The Gao Brothers, Zhen (Chinese, b.1956) and Qiang (Chinese, b.1962), have been collaborating with each other on various projects since 1985. Based in Beijing, they produce performance art, photography, sculpture, paintings, and written works. The image of Mao reoccurs as an icon in many of their pieces, evolving from a childhood trauma involving their father, who was thrown into jail in 1968, during the Cultural Revolution. He died during his incarceration, when the Gao Brothers were only six and 12 years old.
Introduced to Chinese traditional art when they were very young, Zhen graduated from Shandong Academy of Fine Arts, and Qiang graduated from Qufu Normal University. The brothers exhibited their first piece, Midnight Mass, at the National Art Museum of China. It was an inflatable installation that represented the sexual organ of a hermaphrodite. In 1989, the Gao Brothers painted a memorial to honor the victims of the Tiananmen Square protests: an open hand with a hole in the center to represent a bloody wound, which now stands in front of Tiananmen Square.

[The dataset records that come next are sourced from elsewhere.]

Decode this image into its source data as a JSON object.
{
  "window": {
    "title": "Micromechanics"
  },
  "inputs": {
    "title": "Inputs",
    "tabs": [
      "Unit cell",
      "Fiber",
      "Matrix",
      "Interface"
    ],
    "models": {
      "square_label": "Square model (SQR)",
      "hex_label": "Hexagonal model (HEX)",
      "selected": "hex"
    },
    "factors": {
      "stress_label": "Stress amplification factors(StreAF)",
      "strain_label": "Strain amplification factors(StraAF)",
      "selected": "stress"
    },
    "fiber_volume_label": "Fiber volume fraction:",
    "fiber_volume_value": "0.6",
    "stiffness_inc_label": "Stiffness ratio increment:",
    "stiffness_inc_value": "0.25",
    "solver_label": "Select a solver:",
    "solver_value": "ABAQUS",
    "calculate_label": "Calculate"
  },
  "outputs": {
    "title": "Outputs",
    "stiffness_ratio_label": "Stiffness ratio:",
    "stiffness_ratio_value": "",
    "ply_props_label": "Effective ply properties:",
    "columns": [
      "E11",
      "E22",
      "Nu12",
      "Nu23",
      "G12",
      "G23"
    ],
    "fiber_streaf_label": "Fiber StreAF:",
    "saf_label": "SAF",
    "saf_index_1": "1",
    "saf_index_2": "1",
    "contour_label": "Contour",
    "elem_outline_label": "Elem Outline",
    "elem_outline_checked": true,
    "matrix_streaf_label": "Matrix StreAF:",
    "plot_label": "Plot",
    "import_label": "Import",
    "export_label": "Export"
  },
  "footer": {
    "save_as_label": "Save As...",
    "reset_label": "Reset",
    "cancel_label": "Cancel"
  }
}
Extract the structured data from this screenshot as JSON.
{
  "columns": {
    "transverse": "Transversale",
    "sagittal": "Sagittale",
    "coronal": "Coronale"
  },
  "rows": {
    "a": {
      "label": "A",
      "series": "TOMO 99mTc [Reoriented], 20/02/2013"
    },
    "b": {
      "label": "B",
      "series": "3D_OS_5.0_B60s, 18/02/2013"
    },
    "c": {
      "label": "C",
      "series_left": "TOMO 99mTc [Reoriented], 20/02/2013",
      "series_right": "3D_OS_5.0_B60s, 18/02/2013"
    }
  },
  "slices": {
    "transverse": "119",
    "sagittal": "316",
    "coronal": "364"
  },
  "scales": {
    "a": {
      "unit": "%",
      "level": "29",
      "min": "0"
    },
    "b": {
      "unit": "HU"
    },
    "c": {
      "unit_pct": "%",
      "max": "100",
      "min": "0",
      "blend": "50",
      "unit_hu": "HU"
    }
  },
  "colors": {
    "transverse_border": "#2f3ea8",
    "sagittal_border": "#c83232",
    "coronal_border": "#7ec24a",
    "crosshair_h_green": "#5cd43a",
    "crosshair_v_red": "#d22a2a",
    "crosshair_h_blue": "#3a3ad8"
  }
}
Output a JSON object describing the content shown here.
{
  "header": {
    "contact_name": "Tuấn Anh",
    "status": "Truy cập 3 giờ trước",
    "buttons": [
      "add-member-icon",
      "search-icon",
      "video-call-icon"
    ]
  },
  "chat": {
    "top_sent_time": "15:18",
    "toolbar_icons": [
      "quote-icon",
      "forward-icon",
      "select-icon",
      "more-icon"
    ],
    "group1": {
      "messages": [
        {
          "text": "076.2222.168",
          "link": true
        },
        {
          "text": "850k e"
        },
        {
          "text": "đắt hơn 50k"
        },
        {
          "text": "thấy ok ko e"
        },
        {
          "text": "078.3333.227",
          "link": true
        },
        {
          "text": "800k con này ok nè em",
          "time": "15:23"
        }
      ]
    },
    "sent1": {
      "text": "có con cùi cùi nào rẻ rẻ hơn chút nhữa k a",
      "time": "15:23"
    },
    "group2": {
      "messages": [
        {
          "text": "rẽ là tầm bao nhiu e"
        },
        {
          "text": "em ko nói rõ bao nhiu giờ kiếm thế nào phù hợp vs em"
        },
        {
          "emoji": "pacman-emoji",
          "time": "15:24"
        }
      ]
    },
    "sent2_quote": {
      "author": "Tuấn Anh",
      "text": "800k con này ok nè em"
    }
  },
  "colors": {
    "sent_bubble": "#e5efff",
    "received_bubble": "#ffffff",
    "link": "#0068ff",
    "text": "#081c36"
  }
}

The two brothers have organized countless performances since 2000 that center around the idea of hugging. The Hug features models embracing for approximately 15 minutes, sometimes fully clothed, other times completely naked. Their other works include The Current State of Chinese Avant-Garde Art, How Far Can You Walk in One Day in Beijing, and The Report of Art Environment. Much of their work is politically charged, influenced by China’s history of Communism and the events surrounding their father’s death.
Gao Brothers: Grandeur and Catharsis was the artists’ first museum exhibition in the United States, and was installed in the Kemper Museum of Contemporary Art. The brothers’ photographic works have garnered them international fame, most notably for their series Sense of Space, depicting contorted, naked bodies squeezing into boxes that are too small. The boxes are labeled Anxiety, Prayer, Pain, etc., representing the Chinese "social straitjacket." The brothers currently live and work in the Dashanzi Art District, in the 798 Art Zone.